Review: The Ocean at the End of the Lane

I don’t know why I should be so surprised that Neil Gaiman would write something that I love so much. I think that the Graveyard book is up there in my top ten and American Gods should probably be required reading for high school. At some point in the lead up to this books release back in 2013 I became convinced that this was literary fiction, and my own prejudice of heavy character bound stories kept me away.

Of course The Ocean at the End of the Lane is a powerful character driven story, but its nicely fixed between Gaiman’s usual mastery of the supernatural and macabre. He tries to fool you in the beginning. Opening the book with a story of an older man revisiting his childhood home and remembering old friends long lost to growing up and moving away. It’s something I think most of us do. Drive by the home you grew up in and look through faded windows for signs of the kid that you used to be. Look down on the neighborhood you played in from the heights of Google maps.

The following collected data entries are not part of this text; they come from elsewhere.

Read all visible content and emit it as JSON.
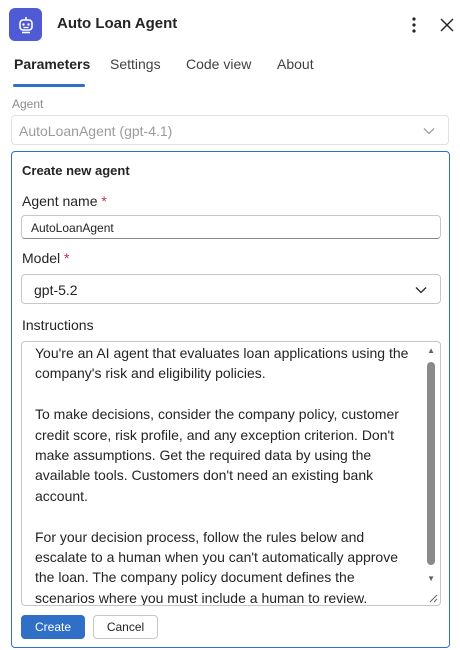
{
  "header": {
    "title": "Auto Loan Agent",
    "app_icon": "robot-icon",
    "more_icon": "more-vertical-icon",
    "close_icon": "close-icon"
  },
  "tabs": [
    {
      "label": "Parameters",
      "active": true
    },
    {
      "label": "Settings",
      "active": false
    },
    {
      "label": "Code view",
      "active": false
    },
    {
      "label": "About",
      "active": false
    }
  ],
  "agent": {
    "label": "Agent",
    "selected": "AutoLoanAgent (gpt-4.1)",
    "disabled": true
  },
  "create_panel": {
    "title": "Create new agent",
    "agent_name": {
      "label": "Agent name",
      "required_mark": "*",
      "value": "AutoLoanAgent"
    },
    "model": {
      "label": "Model",
      "required_mark": "*",
      "value": "gpt-5.2"
    },
    "instructions": {
      "label": "Instructions",
      "value": "You're an AI agent that evaluates loan applications using the company's risk and eligibility policies.\n\nTo make decisions, consider the company policy, customer credit score, risk profile, and any exception criterion. Don't make assumptions. Get the required data by using the available tools. Customers don't need an existing bank account.\n\nFor your decision process, follow the rules below and escalate to a human when you can't automatically approve the loan. The company policy document defines the scenarios where you must include a human to review."
    },
    "create_label": "Create",
    "cancel_label": "Cancel"
  },
  "colors": {
    "accent": "#2f6fc6",
    "app_icon_bg": "#4f5bd5",
    "required": "#c4314b"
  }
}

It’s after that hook of normality that Gaiman spreads the world thin and shows you what’s maybe lurking between the foggy gaps of childhood memory and the wonders we all leave behind when we grow up. Looking back into those new memories the main character remembers all the things that children know all too well. That adults are scary. That even your parents can forget you and the effects that their words can have on you. That the best people to help you are always going to be your friend down the road.

With Gaiman it’s never quite as simple as that. With Gaiman, the adults maybe aren’t quite as human as you thought, and your friend down the road comes from a family that’s been around longer then the species you belong to. Gaiman couches all of this with the visions of things you can’t see and powers that exist outside of the human perspective, all the while expertly examining what it means to be a kid growing up in all too real world of fear in the shadow of adults.

The Ocean at the End of the Lane is a fantastic book in the library of excellent work from Neil Gaiman. Four stars out of Five.